良い見取り図は、作った本人だけがわかる図ではありません。関係者全員が同じように読める図です。そのためには、記号を増やしすぎない、凡例を簡単に添える、改修前後を分けて書く、日付を書く、対象者名や対象階を明記する、といった基本が効きます。

また、会議や申請で使う場合は、どこが課題なのか一目でわかる見せ方が重要です。全部を書き込むのではなく、今回の検討に関係する部分を目立たせる。これだけで、説明時間も短くなり、相手の理解も早くなります。

住宅見取り図はアセスメントの質を映す

住宅見取り図は、単なる添付資料ではありません。ケアマネがどれだけ生活を見ているか、その視点がそのまま表れる資料です。部屋が並んでいるだけの図と、生活動線や危険箇所、支援の狙いが見える図では、情報の厚みがまるで違います。

住宅見取り図 書き方 ケアマネの答えは、一つの決まった型にあるわけではありません。利用者の暮らし、支援の目的、関係者との共有方法に合わせて、必要な情報を選び取ることにあります。
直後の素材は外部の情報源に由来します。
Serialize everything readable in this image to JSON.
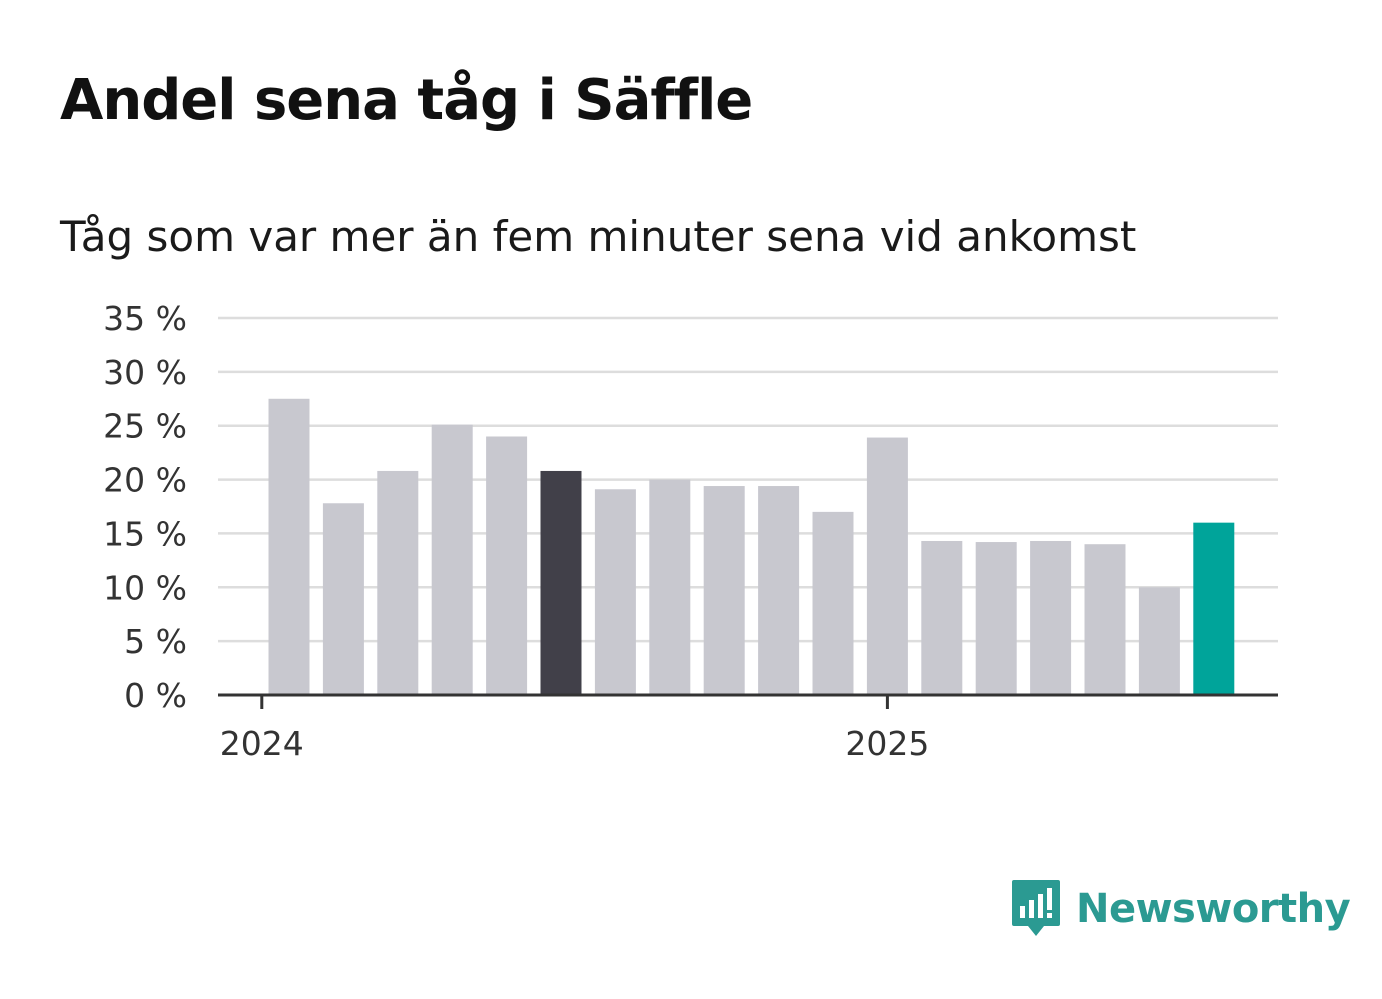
{
  "title": "Andel sena tåg i Säffle",
  "subtitle": "Tåg som var mer än fem minuter sena vid ankomst",
  "brand": {
    "name": "Newsworthy",
    "color": "#2b9a92",
    "icon": "bar-chart-speech-bubble-icon"
  },
  "colors": {
    "bar": "#c8c8cf",
    "highlight_dark": "#414049",
    "highlight_latest": "#00a49a",
    "grid": "#dddddd",
    "axis": "#333333"
  },
  "chart_data": {
    "type": "bar",
    "ylim": [
      0,
      35
    ],
    "y_ticks": [
      0,
      5,
      10,
      15,
      20,
      25,
      30,
      35
    ],
    "y_tick_labels": [
      "0 %",
      "5 %",
      "10 %",
      "15 %",
      "20 %",
      "25 %",
      "30 %",
      "35 %"
    ],
    "x_tick_labels": [
      {
        "label": "2024",
        "position_index": -0.5
      },
      {
        "label": "2025",
        "position_index": 11
      }
    ],
    "grid": true,
    "values": [
      27.5,
      17.8,
      20.8,
      25.1,
      24.0,
      20.8,
      19.1,
      20.0,
      19.4,
      19.4,
      17.0,
      23.9,
      14.3,
      14.2,
      14.3,
      14.0,
      10.0,
      16.0
    ],
    "highlights": [
      {
        "index": 5,
        "color": "#414049"
      },
      {
        "index": 17,
        "color": "#00a49a"
      }
    ]
  }
}
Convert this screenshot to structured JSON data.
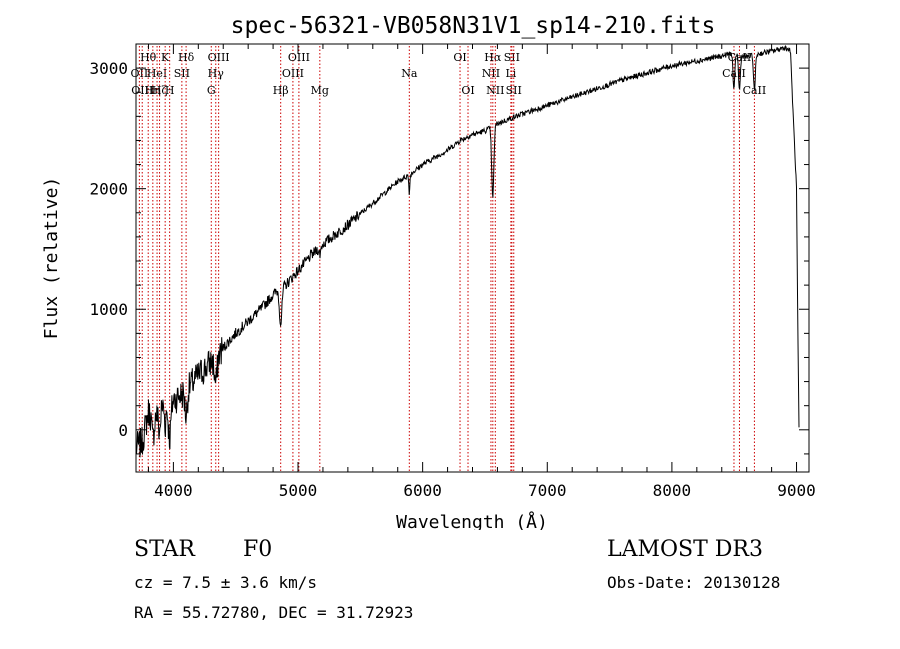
{
  "chart_data": {
    "type": "line",
    "title": "spec-56321-VB058N31V1_sp14-210.fits",
    "xlabel": "Wavelength (Å)",
    "ylabel": "Flux (relative)",
    "xlim": [
      3700,
      9100
    ],
    "ylim": [
      -350,
      3200
    ],
    "x_ticks": [
      4000,
      5000,
      6000,
      7000,
      8000,
      9000
    ],
    "y_ticks": [
      0,
      1000,
      2000,
      3000
    ],
    "line_color": "#000000",
    "marker_line_color": "#cc0000",
    "spectrum_anchors": [
      [
        3700,
        -150
      ],
      [
        3750,
        -100
      ],
      [
        3800,
        150
      ],
      [
        3850,
        100
      ],
      [
        3900,
        200
      ],
      [
        3970,
        180
      ],
      [
        4000,
        250
      ],
      [
        4100,
        320
      ],
      [
        4200,
        450
      ],
      [
        4300,
        560
      ],
      [
        4400,
        680
      ],
      [
        4500,
        800
      ],
      [
        4600,
        900
      ],
      [
        4700,
        1000
      ],
      [
        4800,
        1120
      ],
      [
        4860,
        1180
      ],
      [
        4900,
        1200
      ],
      [
        5000,
        1320
      ],
      [
        5100,
        1440
      ],
      [
        5200,
        1540
      ],
      [
        5300,
        1620
      ],
      [
        5400,
        1700
      ],
      [
        5500,
        1790
      ],
      [
        5600,
        1880
      ],
      [
        5700,
        1970
      ],
      [
        5800,
        2060
      ],
      [
        5900,
        2120
      ],
      [
        6000,
        2200
      ],
      [
        6100,
        2260
      ],
      [
        6200,
        2320
      ],
      [
        6300,
        2400
      ],
      [
        6400,
        2450
      ],
      [
        6500,
        2480
      ],
      [
        6600,
        2540
      ],
      [
        6700,
        2580
      ],
      [
        6800,
        2620
      ],
      [
        7000,
        2690
      ],
      [
        7200,
        2760
      ],
      [
        7400,
        2830
      ],
      [
        7600,
        2900
      ],
      [
        7800,
        2960
      ],
      [
        8000,
        3020
      ],
      [
        8200,
        3060
      ],
      [
        8400,
        3100
      ],
      [
        8500,
        3130
      ],
      [
        8600,
        3090
      ],
      [
        8700,
        3120
      ],
      [
        8800,
        3140
      ],
      [
        8900,
        3170
      ],
      [
        8950,
        3150
      ],
      [
        9000,
        2000
      ],
      [
        9010,
        900
      ],
      [
        9020,
        0
      ]
    ],
    "absorption_dips": [
      {
        "center": 3835,
        "depth": 200,
        "width": 12
      },
      {
        "center": 3889,
        "depth": 200,
        "width": 12
      },
      {
        "center": 3934,
        "depth": 150,
        "width": 8
      },
      {
        "center": 3970,
        "depth": 250,
        "width": 14
      },
      {
        "center": 4102,
        "depth": 200,
        "width": 14
      },
      {
        "center": 4340,
        "depth": 220,
        "width": 16
      },
      {
        "center": 4861,
        "depth": 300,
        "width": 14
      },
      {
        "center": 5175,
        "depth": 60,
        "width": 10
      },
      {
        "center": 5893,
        "depth": 150,
        "width": 6
      },
      {
        "center": 6563,
        "depth": 600,
        "width": 12
      },
      {
        "center": 8498,
        "depth": 320,
        "width": 10
      },
      {
        "center": 8542,
        "depth": 300,
        "width": 10
      },
      {
        "center": 8662,
        "depth": 300,
        "width": 10
      }
    ],
    "markers": [
      {
        "x": 3727,
        "label": "OII",
        "row": 1
      },
      {
        "x": 3750,
        "label": "OIII",
        "row": 2
      },
      {
        "x": 3798,
        "label": "Hθ",
        "row": 0
      },
      {
        "x": 3835,
        "label": "Hη",
        "row": 2
      },
      {
        "x": 3869,
        "label": "HeI",
        "row": 1
      },
      {
        "x": 3889,
        "label": "Hζ",
        "row": 2
      },
      {
        "x": 3934,
        "label": "K",
        "row": 0
      },
      {
        "x": 3970,
        "label": "H",
        "row": 2
      },
      {
        "x": 4068,
        "label": "SII",
        "row": 1
      },
      {
        "x": 4102,
        "label": "Hδ",
        "row": 0
      },
      {
        "x": 4304,
        "label": "G",
        "row": 2
      },
      {
        "x": 4340,
        "label": "Hγ",
        "row": 1
      },
      {
        "x": 4363,
        "label": "OIII",
        "row": 0
      },
      {
        "x": 4861,
        "label": "Hβ",
        "row": 2
      },
      {
        "x": 4959,
        "label": "OIII",
        "row": 1
      },
      {
        "x": 5007,
        "label": "OIII",
        "row": 0
      },
      {
        "x": 5175,
        "label": "Mg",
        "row": 2
      },
      {
        "x": 5893,
        "label": "Na",
        "row": 1
      },
      {
        "x": 6300,
        "label": "OI",
        "row": 0
      },
      {
        "x": 6364,
        "label": "OI",
        "row": 2
      },
      {
        "x": 6548,
        "label": "NII",
        "row": 1
      },
      {
        "x": 6563,
        "label": "Hα",
        "row": 0
      },
      {
        "x": 6583,
        "label": "NII",
        "row": 2
      },
      {
        "x": 6708,
        "label": "Li",
        "row": 1
      },
      {
        "x": 6716,
        "label": "SII",
        "row": 0
      },
      {
        "x": 6731,
        "label": "SII",
        "row": 2
      },
      {
        "x": 8498,
        "label": "CaII",
        "row": 1
      },
      {
        "x": 8542,
        "label": "CaII",
        "row": 0
      },
      {
        "x": 8662,
        "label": "CaII",
        "row": 2
      }
    ]
  },
  "info": {
    "object_type": "STAR",
    "spectral_class": "F0",
    "velocity": "cz = 7.5 ± 3.6 km/s",
    "coordinates": "RA =  55.72780, DEC =  31.72923",
    "survey": "LAMOST DR3",
    "obs_date": "Obs-Date: 20130128"
  }
}
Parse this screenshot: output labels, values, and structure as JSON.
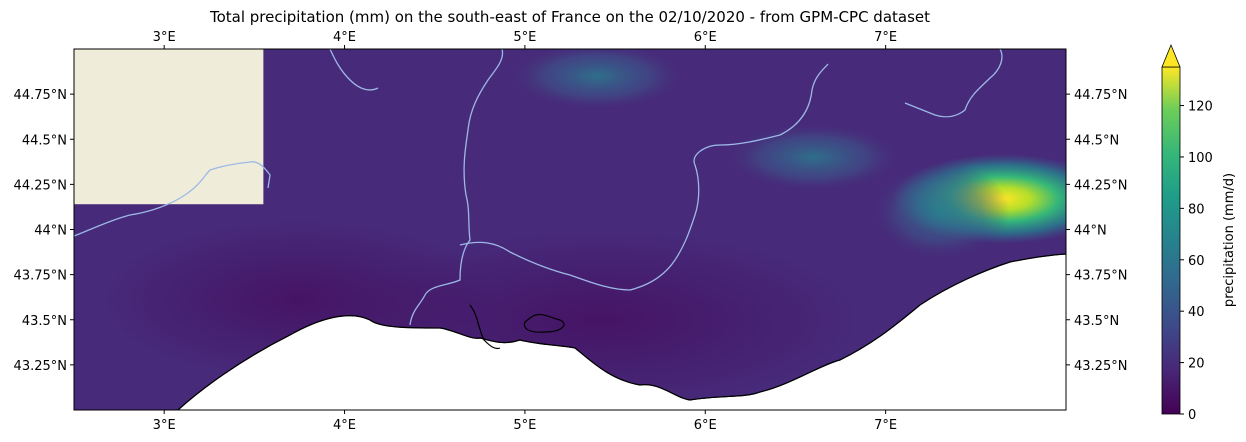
{
  "title": "Total precipitation (mm) on the south-east of France on the 02/10/2020 - from GPM-CPC dataset",
  "map": {
    "extent": {
      "lon": [
        2.5,
        8.0
      ],
      "lat": [
        43.0,
        45.0
      ]
    },
    "lon_ticks": [
      {
        "value": 3,
        "label": "3°E"
      },
      {
        "value": 4,
        "label": "4°E"
      },
      {
        "value": 5,
        "label": "5°E"
      },
      {
        "value": 6,
        "label": "6°E"
      },
      {
        "value": 7,
        "label": "7°E"
      }
    ],
    "lat_ticks": [
      {
        "value": 44.75,
        "label": "44.75°N"
      },
      {
        "value": 44.5,
        "label": "44.5°N"
      },
      {
        "value": 44.25,
        "label": "44.25°N"
      },
      {
        "value": 44.0,
        "label": "44°N"
      },
      {
        "value": 43.75,
        "label": "43.75°N"
      },
      {
        "value": 43.5,
        "label": "43.5°N"
      },
      {
        "value": 43.25,
        "label": "43.25°N"
      }
    ],
    "no_data_region": {
      "lon": [
        2.5,
        3.55
      ],
      "lat": [
        44.14,
        45.0
      ]
    },
    "colors": {
      "base_field": "#472a7a",
      "no_data": "#efedda",
      "sea": "#ffffff",
      "rivers": "#9cb8e6",
      "coast": "#000000"
    }
  },
  "colorbar": {
    "label": "precipitation (mm/d)",
    "min": 0,
    "max": 135,
    "extend": "max",
    "ticks": [
      0,
      20,
      40,
      60,
      80,
      100,
      120
    ],
    "tick_labels": [
      "0",
      "20",
      "40",
      "60",
      "80",
      "100",
      "120"
    ],
    "colormap": "viridis"
  },
  "chart_data": {
    "type": "heatmap",
    "title": "Total precipitation (mm) on the south-east of France on the 02/10/2020 - from GPM-CPC dataset",
    "variable_label": "precipitation (mm/d)",
    "lon_range": [
      2.5,
      8.0
    ],
    "lat_range": [
      43.0,
      45.0
    ],
    "value_range": [
      0,
      135
    ],
    "hotspots": [
      {
        "lon": 7.65,
        "lat": 44.17,
        "value": 125
      },
      {
        "lon": 7.3,
        "lat": 44.1,
        "value": 80
      },
      {
        "lon": 5.4,
        "lat": 44.85,
        "value": 45
      },
      {
        "lon": 6.6,
        "lat": 44.4,
        "value": 30
      }
    ],
    "background_value": 15
  }
}
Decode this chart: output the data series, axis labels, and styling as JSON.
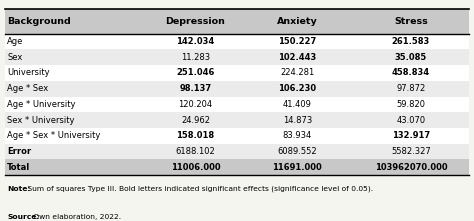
{
  "headers": [
    "Background",
    "Depression",
    "Anxiety",
    "Stress"
  ],
  "rows": [
    {
      "label": "Age",
      "depression": "142.034",
      "depression_bold": true,
      "anxiety": "150.227",
      "anxiety_bold": true,
      "stress": "261.583",
      "stress_bold": true
    },
    {
      "label": "Sex",
      "depression": "11.283",
      "depression_bold": false,
      "anxiety": "102.443",
      "anxiety_bold": true,
      "stress": "35.085",
      "stress_bold": true
    },
    {
      "label": "University",
      "depression": "251.046",
      "depression_bold": true,
      "anxiety": "224.281",
      "anxiety_bold": false,
      "stress": "458.834",
      "stress_bold": true
    },
    {
      "label": "Age * Sex",
      "depression": "98.137",
      "depression_bold": true,
      "anxiety": "106.230",
      "anxiety_bold": true,
      "stress": "97.872",
      "stress_bold": false
    },
    {
      "label": "Age * University",
      "depression": "120.204",
      "depression_bold": false,
      "anxiety": "41.409",
      "anxiety_bold": false,
      "stress": "59.820",
      "stress_bold": false
    },
    {
      "label": "Sex * University",
      "depression": "24.962",
      "depression_bold": false,
      "anxiety": "14.873",
      "anxiety_bold": false,
      "stress": "43.070",
      "stress_bold": false
    },
    {
      "label": "Age * Sex * University",
      "depression": "158.018",
      "depression_bold": true,
      "anxiety": "83.934",
      "anxiety_bold": false,
      "stress": "132.917",
      "stress_bold": true
    },
    {
      "label": "Error",
      "depression": "6188.102",
      "depression_bold": false,
      "anxiety": "6089.552",
      "anxiety_bold": false,
      "stress": "5582.327",
      "stress_bold": false
    },
    {
      "label": "Total",
      "depression": "11006.000",
      "depression_bold": true,
      "anxiety": "11691.000",
      "anxiety_bold": true,
      "stress": "103962070.000",
      "stress_bold": true
    }
  ],
  "note": " Sum of squares Type III. Bold letters indicated significant effects (significance level of 0.05).",
  "note_bold": "Note:",
  "source": " Own elaboration, 2022.",
  "source_bold": "Source:",
  "header_bg": "#c8c8c8",
  "alt_row_bg": "#ebebeb",
  "white_row_bg": "#ffffff",
  "fig_bg": "#f5f5f0",
  "figsize": [
    4.74,
    2.21
  ],
  "dpi": 100
}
だからこそ、うまく書こうとするより、よく観察し、必要なことを落とさず記す姿勢が大切です。

家の中で起きていることを、紙の上で見える形にする。それが見取り図の仕事です。寝室からトイレまでの数歩、玄関の一段、浴室前の小さなふらつき。そうした日々の細部を丁寧に拾えたとき、見取り図はただの図ではなく、より安全で無理のない在宅生活を支える実務資料になります。